Мандельштаму — а равно и многим его тайным единомышленникам — было невдомек, что отечественная тирания тоже понимает только один язык. Ну, еще она готова прислушиваться к лести — но этим формы диалога исчерпываются. Всякое сотрудничество с властью есть сотрудничество со следствием. Бессмысленно предупреждать власть о катастрофе или предлагать свои услуги взамен лепета «тонкошеих вождей»: они потому и нужны, что тонкошеие. С ними можно «бабачить и тыкать». Никаких иных советчиков не надо.
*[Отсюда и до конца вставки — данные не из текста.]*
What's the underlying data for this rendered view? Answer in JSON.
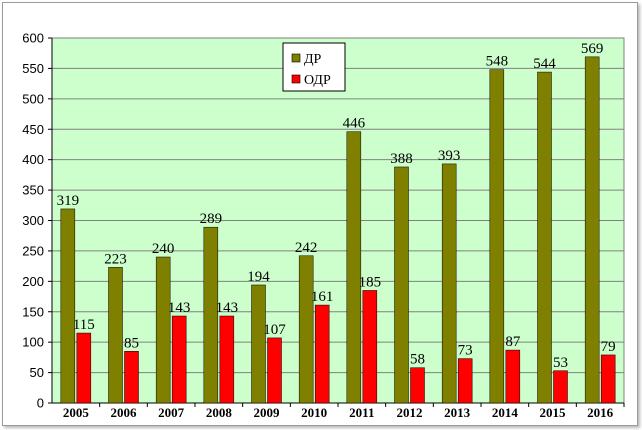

Мандельштам, кажется, не смирился с этим до конца жизни и попытался заговорить с властью на одическом языке — но это была уже последняя, заведомо безнадежная попытка.

15 мая 2009 года

Памятка вербовщику

Почти весь этот учебный год, за вычетом командировок, я проработал учителем словесности в московской школе «Золотое сечение». По-моему, преподавание — лучшее, что сейчас можно делать, по крайней мере в сфере культуры. Нынче не время шумных акций, общественных дискуссий и безадресного просветительства. Поколение, заставшее «тучные годы» и сформированное гламуром, представляется мне если не проигранным, то по крайней мере достаточно взрослым, чтобы спасать себя самостоятельно. Бороться надо за детей, как раз за тех, о ком сказал Слуцкий: «Самые интеллигентные люди в стране — девятиклассники, десятиклассники. Ими только что прочитаны классики и еще не забыты вполне». Вдобавок дети не могут переключить канал, обломив рейтинг твоей культурной программе, или предпочесть Толстому глянец: им приходится читать «Войну и мир» и слушать тебя, не отвертишься. ЕГЭ по литературе, конечно, сдавать не всем, да и сочинения в большинстве вузов либо вот-вот отменят, либо уже упразднили. Но из программы твои 20–25 часов пока не исключены, так что дерзай.